Шрифт:
Интервал:
Закладка:
Ни кандидаток на женитьбу, ни любовных чувств в отношении прекрасной половины человечества в тот период в жизни Чайковского не наблюдалось. Но вот подъем желаний, направленных на собственный пол, достиг особого накала: его избранником стал упомянутый бывший студент.

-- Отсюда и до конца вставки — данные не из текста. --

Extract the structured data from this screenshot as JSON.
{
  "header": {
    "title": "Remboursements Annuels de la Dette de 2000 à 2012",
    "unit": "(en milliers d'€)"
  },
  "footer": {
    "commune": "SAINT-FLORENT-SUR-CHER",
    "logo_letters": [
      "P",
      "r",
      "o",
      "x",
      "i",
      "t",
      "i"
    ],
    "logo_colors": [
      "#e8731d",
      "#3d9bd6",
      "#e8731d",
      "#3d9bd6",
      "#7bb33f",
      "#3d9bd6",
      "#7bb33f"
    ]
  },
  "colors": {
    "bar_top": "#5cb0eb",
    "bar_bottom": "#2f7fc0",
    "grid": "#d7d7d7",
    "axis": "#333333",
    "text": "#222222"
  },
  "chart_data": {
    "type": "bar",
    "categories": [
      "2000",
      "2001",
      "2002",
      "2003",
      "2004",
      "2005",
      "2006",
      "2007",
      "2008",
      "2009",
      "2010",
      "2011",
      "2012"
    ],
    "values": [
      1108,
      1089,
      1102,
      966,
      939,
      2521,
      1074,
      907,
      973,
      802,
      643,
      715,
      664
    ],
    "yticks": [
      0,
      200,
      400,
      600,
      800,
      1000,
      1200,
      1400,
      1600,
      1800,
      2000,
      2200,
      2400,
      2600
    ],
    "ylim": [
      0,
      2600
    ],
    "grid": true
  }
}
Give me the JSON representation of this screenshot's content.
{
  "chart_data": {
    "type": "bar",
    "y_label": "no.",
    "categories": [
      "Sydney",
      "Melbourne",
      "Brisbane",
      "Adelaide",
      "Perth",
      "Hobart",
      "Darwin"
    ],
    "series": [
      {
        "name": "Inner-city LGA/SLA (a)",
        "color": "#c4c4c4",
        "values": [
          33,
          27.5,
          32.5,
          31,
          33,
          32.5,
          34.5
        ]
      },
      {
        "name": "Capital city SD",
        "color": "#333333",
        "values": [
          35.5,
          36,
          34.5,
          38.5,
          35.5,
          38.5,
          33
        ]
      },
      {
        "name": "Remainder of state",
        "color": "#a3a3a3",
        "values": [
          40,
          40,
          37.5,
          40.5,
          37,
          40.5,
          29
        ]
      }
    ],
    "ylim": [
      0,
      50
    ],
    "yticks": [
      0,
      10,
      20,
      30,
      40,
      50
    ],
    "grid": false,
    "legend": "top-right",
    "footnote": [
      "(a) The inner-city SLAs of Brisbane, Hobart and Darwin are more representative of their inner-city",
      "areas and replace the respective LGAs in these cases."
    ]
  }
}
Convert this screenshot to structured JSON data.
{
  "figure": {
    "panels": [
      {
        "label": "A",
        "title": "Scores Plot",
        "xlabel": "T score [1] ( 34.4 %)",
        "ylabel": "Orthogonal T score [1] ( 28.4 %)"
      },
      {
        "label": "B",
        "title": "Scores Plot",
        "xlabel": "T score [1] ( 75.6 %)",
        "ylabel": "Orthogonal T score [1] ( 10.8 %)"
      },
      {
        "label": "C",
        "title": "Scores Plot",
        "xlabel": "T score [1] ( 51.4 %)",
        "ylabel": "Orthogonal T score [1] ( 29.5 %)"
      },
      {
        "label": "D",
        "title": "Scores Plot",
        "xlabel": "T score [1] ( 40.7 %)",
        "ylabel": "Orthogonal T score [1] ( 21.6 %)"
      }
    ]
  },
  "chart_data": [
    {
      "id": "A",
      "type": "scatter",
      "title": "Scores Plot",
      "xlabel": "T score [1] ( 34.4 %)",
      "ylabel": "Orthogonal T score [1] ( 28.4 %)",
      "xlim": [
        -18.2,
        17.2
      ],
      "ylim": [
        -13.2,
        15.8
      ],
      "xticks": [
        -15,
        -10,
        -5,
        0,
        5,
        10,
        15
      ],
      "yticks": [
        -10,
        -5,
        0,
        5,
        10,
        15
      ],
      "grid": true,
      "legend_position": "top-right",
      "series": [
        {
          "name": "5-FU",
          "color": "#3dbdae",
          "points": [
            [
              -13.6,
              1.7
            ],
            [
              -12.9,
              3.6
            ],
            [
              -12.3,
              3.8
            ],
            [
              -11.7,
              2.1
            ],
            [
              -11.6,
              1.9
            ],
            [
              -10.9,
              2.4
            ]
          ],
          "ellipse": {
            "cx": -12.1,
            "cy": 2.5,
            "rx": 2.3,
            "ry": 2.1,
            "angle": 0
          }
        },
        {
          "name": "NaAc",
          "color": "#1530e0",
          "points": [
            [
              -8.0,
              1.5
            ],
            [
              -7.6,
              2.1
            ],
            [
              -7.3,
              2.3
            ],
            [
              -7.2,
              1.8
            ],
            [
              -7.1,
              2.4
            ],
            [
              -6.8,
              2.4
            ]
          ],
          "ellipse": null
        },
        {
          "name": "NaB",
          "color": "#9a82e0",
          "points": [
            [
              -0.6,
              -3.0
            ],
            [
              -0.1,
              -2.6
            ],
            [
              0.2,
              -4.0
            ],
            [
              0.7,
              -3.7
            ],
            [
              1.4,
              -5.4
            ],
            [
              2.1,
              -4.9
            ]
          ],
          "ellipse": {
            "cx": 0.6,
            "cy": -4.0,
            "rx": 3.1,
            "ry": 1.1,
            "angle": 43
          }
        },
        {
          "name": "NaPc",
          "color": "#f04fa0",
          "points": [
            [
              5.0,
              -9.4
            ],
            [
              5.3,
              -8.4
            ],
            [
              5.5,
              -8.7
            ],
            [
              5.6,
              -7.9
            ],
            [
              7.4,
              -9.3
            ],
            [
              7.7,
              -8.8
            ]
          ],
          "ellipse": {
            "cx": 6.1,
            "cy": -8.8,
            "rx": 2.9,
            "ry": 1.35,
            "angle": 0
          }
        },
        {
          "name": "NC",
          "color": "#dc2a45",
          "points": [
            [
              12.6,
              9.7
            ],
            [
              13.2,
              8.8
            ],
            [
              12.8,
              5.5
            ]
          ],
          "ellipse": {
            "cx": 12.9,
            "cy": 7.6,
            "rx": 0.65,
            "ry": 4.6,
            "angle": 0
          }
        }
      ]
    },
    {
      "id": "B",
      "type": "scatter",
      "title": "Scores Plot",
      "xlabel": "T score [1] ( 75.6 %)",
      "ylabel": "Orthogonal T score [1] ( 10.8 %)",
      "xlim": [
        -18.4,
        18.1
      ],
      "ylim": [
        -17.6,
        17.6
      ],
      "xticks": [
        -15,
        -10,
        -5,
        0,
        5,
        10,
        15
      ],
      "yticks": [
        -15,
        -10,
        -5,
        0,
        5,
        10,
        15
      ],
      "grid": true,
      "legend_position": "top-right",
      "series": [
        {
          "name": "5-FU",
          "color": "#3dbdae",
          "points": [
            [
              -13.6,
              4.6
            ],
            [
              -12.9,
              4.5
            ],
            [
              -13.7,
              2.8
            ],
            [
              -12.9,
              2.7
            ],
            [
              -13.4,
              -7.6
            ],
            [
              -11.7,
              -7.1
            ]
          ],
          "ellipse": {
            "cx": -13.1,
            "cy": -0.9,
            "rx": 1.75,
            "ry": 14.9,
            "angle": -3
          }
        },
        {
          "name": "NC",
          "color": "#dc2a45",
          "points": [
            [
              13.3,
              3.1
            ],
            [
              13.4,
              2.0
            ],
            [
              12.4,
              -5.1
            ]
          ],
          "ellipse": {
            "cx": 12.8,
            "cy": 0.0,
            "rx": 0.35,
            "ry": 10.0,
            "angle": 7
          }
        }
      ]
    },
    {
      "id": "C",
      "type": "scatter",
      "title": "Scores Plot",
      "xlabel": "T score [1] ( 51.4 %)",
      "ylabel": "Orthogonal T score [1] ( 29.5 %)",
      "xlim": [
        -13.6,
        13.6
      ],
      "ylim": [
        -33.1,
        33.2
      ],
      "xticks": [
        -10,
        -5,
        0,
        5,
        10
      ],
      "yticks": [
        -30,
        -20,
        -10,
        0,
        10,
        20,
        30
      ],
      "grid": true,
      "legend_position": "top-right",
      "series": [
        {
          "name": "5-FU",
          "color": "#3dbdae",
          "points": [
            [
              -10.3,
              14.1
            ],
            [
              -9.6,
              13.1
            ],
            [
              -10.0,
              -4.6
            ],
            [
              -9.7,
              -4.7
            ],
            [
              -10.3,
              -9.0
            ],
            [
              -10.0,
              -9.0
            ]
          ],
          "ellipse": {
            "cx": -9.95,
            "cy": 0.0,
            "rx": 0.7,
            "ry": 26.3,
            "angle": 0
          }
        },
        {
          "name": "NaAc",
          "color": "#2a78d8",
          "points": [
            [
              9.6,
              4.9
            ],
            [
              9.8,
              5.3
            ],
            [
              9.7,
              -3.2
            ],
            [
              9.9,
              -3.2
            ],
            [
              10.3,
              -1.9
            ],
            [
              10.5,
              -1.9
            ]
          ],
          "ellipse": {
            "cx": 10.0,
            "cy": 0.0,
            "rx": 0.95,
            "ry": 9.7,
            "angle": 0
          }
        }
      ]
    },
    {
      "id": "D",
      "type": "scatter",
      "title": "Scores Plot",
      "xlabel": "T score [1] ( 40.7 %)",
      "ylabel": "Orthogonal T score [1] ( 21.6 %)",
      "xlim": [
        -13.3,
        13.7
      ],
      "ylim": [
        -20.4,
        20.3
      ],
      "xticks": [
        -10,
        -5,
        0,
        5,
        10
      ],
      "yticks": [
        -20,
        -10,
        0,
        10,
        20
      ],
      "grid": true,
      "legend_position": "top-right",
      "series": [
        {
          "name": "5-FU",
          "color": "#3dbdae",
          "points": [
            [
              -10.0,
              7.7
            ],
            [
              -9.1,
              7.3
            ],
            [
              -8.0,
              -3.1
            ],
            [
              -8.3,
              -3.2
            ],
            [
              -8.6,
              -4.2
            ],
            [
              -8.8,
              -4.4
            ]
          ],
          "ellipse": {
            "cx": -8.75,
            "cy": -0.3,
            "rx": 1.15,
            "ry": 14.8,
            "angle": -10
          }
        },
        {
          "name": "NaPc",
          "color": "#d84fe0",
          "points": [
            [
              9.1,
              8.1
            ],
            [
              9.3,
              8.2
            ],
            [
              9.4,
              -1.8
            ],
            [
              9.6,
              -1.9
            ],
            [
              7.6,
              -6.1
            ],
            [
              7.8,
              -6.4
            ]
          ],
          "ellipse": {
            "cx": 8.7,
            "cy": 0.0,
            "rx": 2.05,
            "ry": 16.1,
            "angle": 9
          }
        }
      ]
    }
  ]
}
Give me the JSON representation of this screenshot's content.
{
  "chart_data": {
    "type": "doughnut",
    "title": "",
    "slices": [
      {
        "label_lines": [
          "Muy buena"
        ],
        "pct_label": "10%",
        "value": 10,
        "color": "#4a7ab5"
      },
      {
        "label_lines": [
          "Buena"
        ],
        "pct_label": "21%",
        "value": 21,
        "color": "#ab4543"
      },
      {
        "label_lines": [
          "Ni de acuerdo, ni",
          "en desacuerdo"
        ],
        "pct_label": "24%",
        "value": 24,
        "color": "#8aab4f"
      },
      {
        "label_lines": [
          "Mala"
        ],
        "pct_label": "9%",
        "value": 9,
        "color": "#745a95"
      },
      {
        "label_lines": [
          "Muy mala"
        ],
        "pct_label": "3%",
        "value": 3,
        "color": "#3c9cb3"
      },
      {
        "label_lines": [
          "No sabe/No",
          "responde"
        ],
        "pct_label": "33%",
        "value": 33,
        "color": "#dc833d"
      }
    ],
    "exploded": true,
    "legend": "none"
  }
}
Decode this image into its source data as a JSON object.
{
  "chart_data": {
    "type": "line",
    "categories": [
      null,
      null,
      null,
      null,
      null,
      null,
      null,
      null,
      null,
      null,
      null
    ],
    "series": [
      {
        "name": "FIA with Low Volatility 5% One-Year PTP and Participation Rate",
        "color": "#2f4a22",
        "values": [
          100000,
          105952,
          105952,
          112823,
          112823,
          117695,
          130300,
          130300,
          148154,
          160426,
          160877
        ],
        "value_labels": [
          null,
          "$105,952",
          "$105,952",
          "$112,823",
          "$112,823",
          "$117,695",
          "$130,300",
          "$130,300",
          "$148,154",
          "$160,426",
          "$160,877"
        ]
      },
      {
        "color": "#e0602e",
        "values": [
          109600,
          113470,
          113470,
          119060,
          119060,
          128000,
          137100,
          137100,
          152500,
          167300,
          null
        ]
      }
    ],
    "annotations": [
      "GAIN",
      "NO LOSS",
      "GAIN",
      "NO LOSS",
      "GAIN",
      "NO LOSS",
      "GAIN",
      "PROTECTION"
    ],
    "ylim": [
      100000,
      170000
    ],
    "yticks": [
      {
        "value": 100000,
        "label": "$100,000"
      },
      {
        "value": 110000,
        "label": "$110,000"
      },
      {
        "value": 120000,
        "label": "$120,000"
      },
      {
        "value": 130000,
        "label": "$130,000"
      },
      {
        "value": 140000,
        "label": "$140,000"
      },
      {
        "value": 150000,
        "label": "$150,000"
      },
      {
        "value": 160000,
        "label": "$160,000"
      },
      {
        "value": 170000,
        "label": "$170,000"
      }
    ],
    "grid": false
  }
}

Иосиф (Эдуард) Иосифович Котек приехал в Москву с Украины, отец его был чех, мать полька. В пятнадцать лет он поступил в консерваторию, учился у Федора Лауба и Ивана Гржимали по классу скрипки и у Чайковского по классу теории музыки, возглавлял квартет студентов. По окончании учебы в
1876 году он был рекомендован Николаем Рубинштейном в качестве учителя музыки в семью фон Мекк. Котек был «молодым человеком, чрезвычайно привлекательной внешности, несмотря на неправильность черт лица — добродушный, увлекающийся, одаренный большой музыкальностью и еще большим талантом виртуоза, — вспоминал Модест Ильич в биографии брата. — С первого времени поступления в класс Петра Ильича он обращал внимание последнего своей симпатичностью… и вскоре стал любимцем своего учителя. Этому немало способствовало восторженное отношение молодого человека к произведениям Петра Ильича и проявление глубокой привязанности к его личности. У профессора и ученика установились дружеские отношения, которые продолжались и вне стен консерватории».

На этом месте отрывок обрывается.